Christian College and University Accreditation
Accreditation is a form of independent, professional certification that focuses on schools and programs in a particular field. Accreditation of Christian colleges therefore assures you and your parents that the school adheres to high quality standards.
Accreditation in the US takes place at different levels. On one level, governmental and other agencies govern and recognize the accrediting bodies. For instance, the US Department of Education, the Council for Higher Education Association (CHEA) and the Association of Specialized and Professional Accreditors (ASPA) grant power to associations that oversee accreditation at the regional, institutional or program level.
When assessing quality, you can also look at whether a school or program has any memberships in, or endorsements by, discipline-specific professional associations which reflect certain standards of quality, but this is not the same as official accreditation.

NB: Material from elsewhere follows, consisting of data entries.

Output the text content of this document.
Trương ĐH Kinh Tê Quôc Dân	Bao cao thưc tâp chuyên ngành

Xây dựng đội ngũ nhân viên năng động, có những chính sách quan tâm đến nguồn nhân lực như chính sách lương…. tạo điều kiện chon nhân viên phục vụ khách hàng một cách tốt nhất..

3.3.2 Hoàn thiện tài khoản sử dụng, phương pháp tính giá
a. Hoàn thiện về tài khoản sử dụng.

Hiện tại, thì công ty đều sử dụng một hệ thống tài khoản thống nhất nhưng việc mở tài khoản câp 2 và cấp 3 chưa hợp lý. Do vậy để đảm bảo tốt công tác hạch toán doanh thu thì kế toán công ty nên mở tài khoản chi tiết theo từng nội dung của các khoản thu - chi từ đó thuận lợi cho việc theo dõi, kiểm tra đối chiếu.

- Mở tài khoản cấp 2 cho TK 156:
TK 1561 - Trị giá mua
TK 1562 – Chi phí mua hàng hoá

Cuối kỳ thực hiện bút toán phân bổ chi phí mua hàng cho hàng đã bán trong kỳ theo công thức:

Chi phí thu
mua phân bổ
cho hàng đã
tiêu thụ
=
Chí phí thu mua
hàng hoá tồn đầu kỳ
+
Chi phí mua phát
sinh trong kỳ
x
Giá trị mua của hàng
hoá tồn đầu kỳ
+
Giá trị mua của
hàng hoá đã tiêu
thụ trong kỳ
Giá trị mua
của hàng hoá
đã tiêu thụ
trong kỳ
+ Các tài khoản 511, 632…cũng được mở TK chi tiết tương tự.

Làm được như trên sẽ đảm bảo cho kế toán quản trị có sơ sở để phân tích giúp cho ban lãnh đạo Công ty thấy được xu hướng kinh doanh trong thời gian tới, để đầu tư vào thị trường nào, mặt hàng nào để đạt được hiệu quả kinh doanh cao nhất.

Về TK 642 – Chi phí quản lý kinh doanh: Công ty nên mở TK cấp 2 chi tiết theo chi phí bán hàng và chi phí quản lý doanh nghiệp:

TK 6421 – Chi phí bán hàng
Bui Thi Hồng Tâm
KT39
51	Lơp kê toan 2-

Accrediting Agencies for Christian Universities and Colleges
Transnational Association of Christian Colleges and Schools (TRACS)
Location: Forest, Virginia
Scope: Provides voluntary accreditation for Christian institutions, colleges, universities, and seminaries in the US offering associate, baccalaureate, and graduate degrees.
Association for Biblical Higher Education (ABHE)
Location: Orlando, Florida
Scope: Provides voluntary accreditation of postsecondary institutions throughout North America specializing in biblical ministry formation and professional leadership education.
Association of Theological Schools in the US and Canada (ATS)
Location: Pittsburgh, Pennsylvania
Scope: Accredits post-baccalaureate degree programs in professional and academic theological study in the US and Canada.
The goal of accreditation is to ensure that education provided by institutions of higher education meets acceptable levels of quality. Accrediting agencies have no legal control over institutions or programs; they promote certain standards and approve or renew membership of institutions that apply and meet the accreditation standards or criteria. Certain licensing programs may require that you've been through a course of study with specialized accreditation, because it ensures that you have been taught by faculty qualified to teach in that field. The US Secretary of Education and CHEA each maintain and publish a list of nationally recognized accrediting agencies, and most institutions attain eligibility for Federal funds by holding accredited or pre-accredited status with one of the recognized accrediting agencies.